Frame running was created in Denmark in 1991 by Paralympian Connie Hansen and Mansoor Siddiqi, a former CP2L backwards wheelchair foot pushing athlete and currently the international frame running coordinator. It has since been developed in partnership with the Cerebral Palsy International Sports and Recreation Association.

== History ==
In 1997, the first frame running development camp and cup was held in Copenhagen, Denmark. This became an annual event. The 25th edition of the Camp and Cup was held in 2022, with athletes from 14 countries represented.

Frame running has been contested at the CPISRA World Games since 2005 , and at the IWAS World Games since 2011.

In 2017, frame running was announced as a World Para Athletics track discipline, alongside ambulant running and wheelchair racing. 100m frame running events were contested at the 2018 and 2021 World Para Athletics European Championships, and at the 2019 World Para Athletics Championships. Frame running was unsuccessfully proposed for inclusion in the 2024 Summer Paralympics. It was, however, included in the program for the 2023 World Para Athletics Championships.

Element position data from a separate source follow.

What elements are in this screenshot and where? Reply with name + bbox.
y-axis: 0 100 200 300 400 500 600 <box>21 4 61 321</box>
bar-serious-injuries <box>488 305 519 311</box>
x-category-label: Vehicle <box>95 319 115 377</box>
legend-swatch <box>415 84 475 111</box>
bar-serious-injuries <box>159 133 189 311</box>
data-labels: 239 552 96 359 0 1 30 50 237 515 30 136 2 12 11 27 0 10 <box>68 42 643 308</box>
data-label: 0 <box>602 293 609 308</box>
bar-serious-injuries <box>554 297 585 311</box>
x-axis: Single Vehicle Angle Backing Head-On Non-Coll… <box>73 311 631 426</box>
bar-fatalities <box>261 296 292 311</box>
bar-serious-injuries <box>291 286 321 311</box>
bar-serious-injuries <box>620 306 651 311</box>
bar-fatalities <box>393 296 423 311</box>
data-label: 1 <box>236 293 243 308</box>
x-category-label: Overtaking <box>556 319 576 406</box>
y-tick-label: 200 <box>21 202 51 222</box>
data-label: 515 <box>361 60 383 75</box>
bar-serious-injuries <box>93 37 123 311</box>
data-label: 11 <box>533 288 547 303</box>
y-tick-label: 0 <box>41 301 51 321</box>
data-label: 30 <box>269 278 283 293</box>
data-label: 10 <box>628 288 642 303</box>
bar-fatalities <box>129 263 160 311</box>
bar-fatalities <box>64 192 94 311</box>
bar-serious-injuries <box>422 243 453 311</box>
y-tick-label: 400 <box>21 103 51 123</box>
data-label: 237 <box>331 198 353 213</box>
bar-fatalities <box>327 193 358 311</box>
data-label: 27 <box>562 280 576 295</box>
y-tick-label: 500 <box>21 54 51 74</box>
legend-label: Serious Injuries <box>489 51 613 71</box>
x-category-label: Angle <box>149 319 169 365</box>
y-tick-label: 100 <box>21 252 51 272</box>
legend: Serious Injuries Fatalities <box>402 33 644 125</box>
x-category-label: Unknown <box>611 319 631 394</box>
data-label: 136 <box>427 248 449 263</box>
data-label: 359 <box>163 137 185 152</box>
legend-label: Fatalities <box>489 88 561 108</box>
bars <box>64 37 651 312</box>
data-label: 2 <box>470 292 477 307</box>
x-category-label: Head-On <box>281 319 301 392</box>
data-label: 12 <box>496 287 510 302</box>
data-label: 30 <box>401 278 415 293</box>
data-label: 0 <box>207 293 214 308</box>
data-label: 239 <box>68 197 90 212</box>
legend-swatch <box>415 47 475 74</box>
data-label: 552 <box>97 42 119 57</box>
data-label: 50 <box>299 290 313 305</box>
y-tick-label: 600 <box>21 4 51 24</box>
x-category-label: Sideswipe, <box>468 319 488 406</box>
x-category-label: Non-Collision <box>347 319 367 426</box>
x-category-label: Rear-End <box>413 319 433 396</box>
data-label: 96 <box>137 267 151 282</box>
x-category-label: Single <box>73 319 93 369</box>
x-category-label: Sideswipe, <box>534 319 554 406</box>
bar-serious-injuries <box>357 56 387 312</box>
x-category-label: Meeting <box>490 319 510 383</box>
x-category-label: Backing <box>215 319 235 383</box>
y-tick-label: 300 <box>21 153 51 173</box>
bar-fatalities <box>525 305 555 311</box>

== International Frame Running ==
Frame Running clubs exist in countries around the world including the United States, Australia, Portugal, Denmark, Netherlands, the UK, Poland, Lithuania, and others. Frame Running is very popular in the United States but some other countries are attempting to incorporate it into their athletics. Canada, in an attempt to launch frame running in Toronto, started a Pilot Program. The Canadian Cerebral Palsy Sports Association (CCPSA) was responsible for this program being started but also worked with an education program.

== Running frames ==
Running frames help athletes to compete by supporting their body and keeping them stable with three wheels, similar to a tricycle. The most common frames come from the company RAD Racerunner. The frames themselves in terms of structure and overall shape are very similar. The designs or smaller aspects such as color can be customized.